A communications delivery board, chaired by Francis Maude, Minister for the Cabinet Office, and made up of ministers and departmental directors of communications, will also be set up, as well as a communications procurement unit.
A Cabinet Office spokesman said that specialist functions previously offered by the COI, such as research and design, will become part of “some sort of shared service” – but it is yet to be decided which government department or departments will take charge of this.
It is also too early to say how many of the COI’s more than 400 staff will be re-employed under the new structure, he said.
Last year the COI cut its headcount by 40% and saw its spending fall 68% to £168m in 2010-11. Its budget had risen sharply in the years leading up to the financial crisis, and research had grown as a proportion of its spending, accounting for more than £29m of the £540m total at its peak in 2008-09.
Francis Maude, Minister for the Cabinet Office, said: “This government has slashed unnecessary spending on communications. These important and significant changes to government communications structures are designed to reflect this and to save more money by cutting bureaucracy and reducing duplication. This does not mean the end of vital and cost effective marketing campaigns – such as those campaigns that save people’s lives. However, it does mean that communications spending in the future will never again get out of hand and instead will be more transparent, better coordinated and less bureaucratic.”

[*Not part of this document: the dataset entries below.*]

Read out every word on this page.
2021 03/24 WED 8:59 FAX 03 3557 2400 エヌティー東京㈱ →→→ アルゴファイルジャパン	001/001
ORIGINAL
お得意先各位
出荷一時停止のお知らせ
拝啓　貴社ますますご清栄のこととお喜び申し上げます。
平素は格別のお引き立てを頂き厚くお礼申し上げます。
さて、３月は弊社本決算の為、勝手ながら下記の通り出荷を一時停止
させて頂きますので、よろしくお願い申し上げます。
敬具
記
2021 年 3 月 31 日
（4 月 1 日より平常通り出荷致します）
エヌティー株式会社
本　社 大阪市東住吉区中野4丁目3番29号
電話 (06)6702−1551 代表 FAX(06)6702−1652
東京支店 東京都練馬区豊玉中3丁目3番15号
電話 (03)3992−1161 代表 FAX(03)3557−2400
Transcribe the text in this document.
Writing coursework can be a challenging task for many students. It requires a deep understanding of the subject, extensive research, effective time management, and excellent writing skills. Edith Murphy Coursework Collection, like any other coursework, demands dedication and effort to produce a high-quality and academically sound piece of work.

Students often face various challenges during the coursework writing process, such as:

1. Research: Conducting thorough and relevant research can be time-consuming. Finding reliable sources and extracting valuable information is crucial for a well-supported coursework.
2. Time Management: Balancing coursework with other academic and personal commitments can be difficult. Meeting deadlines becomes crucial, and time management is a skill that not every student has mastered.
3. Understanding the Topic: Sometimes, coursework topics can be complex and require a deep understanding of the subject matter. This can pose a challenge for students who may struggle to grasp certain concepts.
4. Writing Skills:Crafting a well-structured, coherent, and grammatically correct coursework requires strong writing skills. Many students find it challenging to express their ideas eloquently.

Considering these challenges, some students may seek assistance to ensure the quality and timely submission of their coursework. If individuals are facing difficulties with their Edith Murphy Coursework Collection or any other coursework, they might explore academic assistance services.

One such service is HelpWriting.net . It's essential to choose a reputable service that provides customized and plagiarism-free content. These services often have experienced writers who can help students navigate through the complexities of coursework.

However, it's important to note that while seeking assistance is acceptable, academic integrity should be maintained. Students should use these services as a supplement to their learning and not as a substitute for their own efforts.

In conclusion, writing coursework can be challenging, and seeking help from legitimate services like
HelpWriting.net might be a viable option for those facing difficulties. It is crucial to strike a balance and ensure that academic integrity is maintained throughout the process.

Paul Noon, general secretary of the Prospect union, condemned the move, which he said had been taken without consultation or warning. He said: “This has come completely out of the blue. Across government, ministers are centralising finance, HR and procurement in order to save money and cut duplication. At COI a shared service that has worked well and is respected by the industry in which it operates is about to be chopped into little pieces. It makes no sense at all.”
Noon warned that the government’s communications would now be in the hands of agencies “who are certain to be more expensive than in-house professionals”.
Hamish Pringle, director general of the Institute of Practitioners in Advertising, said today: “We can only hope that the new regime being put in place will never forget that the campaigns the COI, their clients in government and their agencies produced have saved many lives and saved millions in taxpayers’ money.”
Most of the COI’s staff are in London, and it also has offices in Birmingham, Bristol, Cambridge, Cardiff, Edinburgh, Leeds, Manchester, Newcastle, Nottingham and Plymouth.